# Cobia trips in April.



## LITECATCH (Oct 2, 2007)

Once again we will be doing walk on cobia trips this April. We are going to try to keep the price at 125.00 per person like last year. We will have to keep a close eye on the cost of diesel. I think it will be out of sight by April! This will be our first year fishing my (new to me) 36 ft. Topaz. So come on and lets sight one up!!
Here is a list of the booked days.
April 8th, 9th, 10th, 12th, 13th, 17th, 18th, 20th.


----------



## 706Z (Mar 30, 2011)

Man it's fixen to "grab another gear",I just saw 3 butterflys in the yard and the dogwoods are bluming and the turkeys are gobblin,should be happen soon!Come on down big brown clown!!I'ma getten FIRED UP!!!


----------



## fishboy (Oct 6, 2007)

I was just thinking about your walk on trips yesterday, and hoping you would still do them this year. I will definately be coming to see you in April. I'll be in touch. - Rob


----------



## fishn4fun (May 11, 2008)

Glad to hear your doing them again this year Scott.
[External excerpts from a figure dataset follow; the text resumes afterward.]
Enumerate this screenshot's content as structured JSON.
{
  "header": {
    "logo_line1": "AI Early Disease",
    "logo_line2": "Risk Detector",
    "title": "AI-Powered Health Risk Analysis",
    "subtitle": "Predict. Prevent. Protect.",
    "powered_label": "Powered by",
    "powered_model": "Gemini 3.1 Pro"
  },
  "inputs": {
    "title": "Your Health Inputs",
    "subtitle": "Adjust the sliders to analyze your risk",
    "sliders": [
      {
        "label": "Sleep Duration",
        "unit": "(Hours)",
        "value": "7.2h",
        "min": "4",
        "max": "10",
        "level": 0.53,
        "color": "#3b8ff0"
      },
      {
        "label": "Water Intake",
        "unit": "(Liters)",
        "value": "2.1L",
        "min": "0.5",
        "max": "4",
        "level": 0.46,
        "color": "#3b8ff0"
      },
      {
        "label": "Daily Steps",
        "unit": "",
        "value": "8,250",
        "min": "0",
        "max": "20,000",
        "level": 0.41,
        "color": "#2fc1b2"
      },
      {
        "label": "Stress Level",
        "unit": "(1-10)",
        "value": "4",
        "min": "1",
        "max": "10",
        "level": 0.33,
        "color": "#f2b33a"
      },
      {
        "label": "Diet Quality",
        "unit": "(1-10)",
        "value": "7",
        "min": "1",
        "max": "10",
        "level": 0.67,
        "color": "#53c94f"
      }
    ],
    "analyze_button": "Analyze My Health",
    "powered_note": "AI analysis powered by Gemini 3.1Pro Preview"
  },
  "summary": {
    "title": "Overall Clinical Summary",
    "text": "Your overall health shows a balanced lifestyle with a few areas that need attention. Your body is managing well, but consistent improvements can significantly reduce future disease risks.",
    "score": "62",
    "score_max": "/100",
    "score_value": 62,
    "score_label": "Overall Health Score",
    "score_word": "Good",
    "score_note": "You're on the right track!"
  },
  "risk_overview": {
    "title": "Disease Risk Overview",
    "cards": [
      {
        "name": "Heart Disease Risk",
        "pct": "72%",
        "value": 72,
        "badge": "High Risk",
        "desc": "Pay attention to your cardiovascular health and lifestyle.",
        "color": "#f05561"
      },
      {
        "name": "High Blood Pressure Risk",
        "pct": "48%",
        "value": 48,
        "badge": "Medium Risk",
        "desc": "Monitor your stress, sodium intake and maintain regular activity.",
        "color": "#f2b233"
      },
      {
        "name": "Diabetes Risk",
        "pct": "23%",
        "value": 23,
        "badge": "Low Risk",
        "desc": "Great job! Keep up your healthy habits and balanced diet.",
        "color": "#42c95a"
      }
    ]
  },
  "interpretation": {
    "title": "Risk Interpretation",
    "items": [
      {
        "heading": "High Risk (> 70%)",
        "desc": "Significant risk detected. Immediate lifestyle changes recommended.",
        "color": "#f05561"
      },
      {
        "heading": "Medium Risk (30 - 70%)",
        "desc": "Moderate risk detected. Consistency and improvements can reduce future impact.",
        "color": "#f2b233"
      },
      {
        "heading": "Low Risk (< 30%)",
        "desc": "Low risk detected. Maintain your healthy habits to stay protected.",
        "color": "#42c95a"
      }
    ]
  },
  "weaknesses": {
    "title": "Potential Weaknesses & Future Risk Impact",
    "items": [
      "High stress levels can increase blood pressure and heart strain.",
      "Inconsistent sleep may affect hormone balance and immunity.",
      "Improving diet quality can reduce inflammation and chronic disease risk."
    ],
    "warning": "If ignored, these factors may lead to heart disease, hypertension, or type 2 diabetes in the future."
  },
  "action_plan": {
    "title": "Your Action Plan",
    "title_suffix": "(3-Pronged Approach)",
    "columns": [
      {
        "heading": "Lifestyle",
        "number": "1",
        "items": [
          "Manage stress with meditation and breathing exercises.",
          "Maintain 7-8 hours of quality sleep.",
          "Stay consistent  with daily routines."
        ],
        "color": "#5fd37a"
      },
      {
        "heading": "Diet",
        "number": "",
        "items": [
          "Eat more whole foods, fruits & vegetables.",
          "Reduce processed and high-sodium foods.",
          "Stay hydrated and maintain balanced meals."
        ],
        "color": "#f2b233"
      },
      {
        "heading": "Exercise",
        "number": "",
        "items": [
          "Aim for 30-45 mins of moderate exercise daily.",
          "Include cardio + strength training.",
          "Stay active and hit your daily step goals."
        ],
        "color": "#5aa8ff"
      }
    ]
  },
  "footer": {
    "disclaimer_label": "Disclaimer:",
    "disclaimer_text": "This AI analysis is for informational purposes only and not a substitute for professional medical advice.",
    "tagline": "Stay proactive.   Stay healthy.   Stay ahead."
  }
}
Hoping to get my 14yo hooked up with his first


----------



## LITECATCH (Oct 2, 2007)

I have booked the 9th, 10th, 12th, 13th, 17th, and the 18th so far. If you have a day in mind let me know. It will fill up soon.


----------



## LITECATCH (Oct 2, 2007)

btt


----------



## bbarton13 (May 4, 2009)

Wirelessly posted (Iphone 4s)

Can u post a pic of the boat?


----------



## LITECATCH (Oct 2, 2007)

The outriggers and antennas have been removed.


----------



## LITECATCH (Oct 2, 2007)

Sunday April 8th is now booked.


----------



## LITECATCH (Oct 2, 2007)

Thur. April 12th is booked.


----------



## EODangler (Apr 7, 2011)

How many total people per trip?


----------



## LITECATCH (Oct 2, 2007)

3 people per trip unless you have a group you want to take. I can take 6 anglers total.


----------



## feelin' wright (Oct 7, 2007)

PM sent.


----------



## LITECATCH (Oct 2, 2007)

Got it feelin' wright. The 6th is booked. Send me a contact # when you get a chance. Thanks, Capt. Scott


----------



## LITECATCH (Oct 2, 2007)

I updated the list.


----------